VOYAGE DE NOCE (d'après Maupassant)
Personnages : Mme Rivoil, cinquante ans
Mme Bevelin, soixante ans.
Un salon.
Sur la table : un livre de Mme Juliette Lambert.
Mme RIVOIL :
Ce livre m’a fait
Un singulier effet.
Je me sens réellement
L’héroïne de ces pages.
À l’époque, mon âge
Avoisinait les vingt ans
Ah ! Comme je pleure ce passé suranné
Si court mais hélas bien terminé.
Mme BEVELIN :
Pourquoi regrettez-vous tant
Cette vie disparue depuis longtemps ?
Mme RIVOIL :
Oh ! Je ne regrette qu’une chose :
Mon voyage de noce.
Voilà pourquoi ce livre, ce bijou,
La Chanson des nouveaux époux
M’a tant bouleversé, chagriné.
Imaginez :
Je partais seule avec Lui,
Partout, toujours, mêlée à Lui.
L’enivrement était tel que tout chavirait.

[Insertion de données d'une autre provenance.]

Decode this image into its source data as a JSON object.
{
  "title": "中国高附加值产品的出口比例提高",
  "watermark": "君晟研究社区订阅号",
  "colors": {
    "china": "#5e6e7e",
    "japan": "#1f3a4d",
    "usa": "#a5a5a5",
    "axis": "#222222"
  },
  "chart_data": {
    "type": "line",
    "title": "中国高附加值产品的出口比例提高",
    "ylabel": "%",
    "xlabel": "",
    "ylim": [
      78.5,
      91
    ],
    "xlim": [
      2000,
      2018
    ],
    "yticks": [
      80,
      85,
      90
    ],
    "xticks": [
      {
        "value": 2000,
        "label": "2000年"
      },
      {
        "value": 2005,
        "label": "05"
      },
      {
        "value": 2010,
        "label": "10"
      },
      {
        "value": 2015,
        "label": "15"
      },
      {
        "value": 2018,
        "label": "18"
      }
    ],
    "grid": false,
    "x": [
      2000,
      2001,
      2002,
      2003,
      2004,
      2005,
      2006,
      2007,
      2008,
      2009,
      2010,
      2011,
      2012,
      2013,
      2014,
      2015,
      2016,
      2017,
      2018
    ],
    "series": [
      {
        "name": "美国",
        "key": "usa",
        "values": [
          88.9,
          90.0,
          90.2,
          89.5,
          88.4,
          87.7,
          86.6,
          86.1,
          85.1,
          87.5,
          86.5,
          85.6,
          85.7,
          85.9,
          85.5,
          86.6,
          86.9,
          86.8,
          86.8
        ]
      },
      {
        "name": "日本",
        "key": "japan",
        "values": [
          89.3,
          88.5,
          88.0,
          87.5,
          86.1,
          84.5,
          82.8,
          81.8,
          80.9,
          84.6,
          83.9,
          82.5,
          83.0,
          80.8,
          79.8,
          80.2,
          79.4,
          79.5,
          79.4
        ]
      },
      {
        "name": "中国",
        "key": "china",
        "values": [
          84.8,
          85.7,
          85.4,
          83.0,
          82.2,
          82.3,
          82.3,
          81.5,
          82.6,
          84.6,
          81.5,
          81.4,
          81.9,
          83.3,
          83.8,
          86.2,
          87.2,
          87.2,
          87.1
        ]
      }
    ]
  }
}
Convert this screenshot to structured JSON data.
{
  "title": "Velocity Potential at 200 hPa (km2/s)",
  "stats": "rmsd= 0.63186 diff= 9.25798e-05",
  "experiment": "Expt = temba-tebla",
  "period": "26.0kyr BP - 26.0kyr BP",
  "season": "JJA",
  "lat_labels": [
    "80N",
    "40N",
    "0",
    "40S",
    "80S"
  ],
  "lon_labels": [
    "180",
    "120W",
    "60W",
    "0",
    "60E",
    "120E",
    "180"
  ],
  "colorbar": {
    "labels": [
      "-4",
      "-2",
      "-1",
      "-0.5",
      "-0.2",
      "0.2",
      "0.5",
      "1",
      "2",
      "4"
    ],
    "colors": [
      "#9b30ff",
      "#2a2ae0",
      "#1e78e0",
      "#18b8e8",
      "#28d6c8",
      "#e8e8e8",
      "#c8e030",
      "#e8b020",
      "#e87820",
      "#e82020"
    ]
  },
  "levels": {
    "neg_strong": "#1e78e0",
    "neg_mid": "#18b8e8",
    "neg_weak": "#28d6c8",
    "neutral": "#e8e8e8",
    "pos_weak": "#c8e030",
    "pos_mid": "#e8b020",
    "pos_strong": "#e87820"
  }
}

Mon réveil n’eut lieu qu’un mois après.
Souvent, nous ne L’aimons pas vraiment, Lui.
Qu’importe, c’est l’amour qu’on aime,
L’amour lui-même.
Oui !
Il est toutes nos attentes parachevées.
Il est l’espoir saisi.
Il est Celui
À qui nous nous sommes données,
À qui nous allons nous dévouer,
Et que nous allons façonner.
Durant le premier mois, tout cela s’est accompli
Mais il n’y a que ce mois-là dans la vie.
Pas un autre.
Aucun autre !
Ce voyage d’amour chanté par Mme Lambert,
Je l’ai fait, mon amie.
En lisant son récit, mon cœur a frémi.
J’ai retrouvé ces moments si chers,
En redécouvrant trente ans après
Les mots doux qu’Il me susurrait.
J’ai cru recommencer
Ce tendre passé.
Sa voix, je l’entendais.
Ses yeux, je les admirais.
Oh, comme il m’a fait souffrir depuis !
Imaginez :
Toute ma joie a été emprisonnée
Dans mon seul voyage de noce. Oui !
Ce voyage fut un rêve.
Sur la route, si, par instants,
Je regardais le paysage,
Ce sont Ses lèvres
Que je voyais délicatement
S’approcher de mon visage.
Puis je me sentis sur un bateau
Qui voguait, parait-il, vers Bonifacio.
J’aperçus au loin les côtes de Provence.
Soudain, la brise s’est levée.
La fraîcheur n’était pas une apparence :
Je tremblais.
Il m’a prêté son veston
Et nous avons dormi sur le pont.
Un matelot nous réveilla :
-« Respirez ! C’est la Corse
Qui sent comme ça. »
Au retour de Corse,
Une tristesse m’envahit :
J’avais fait le tour du bonheur de ma vie.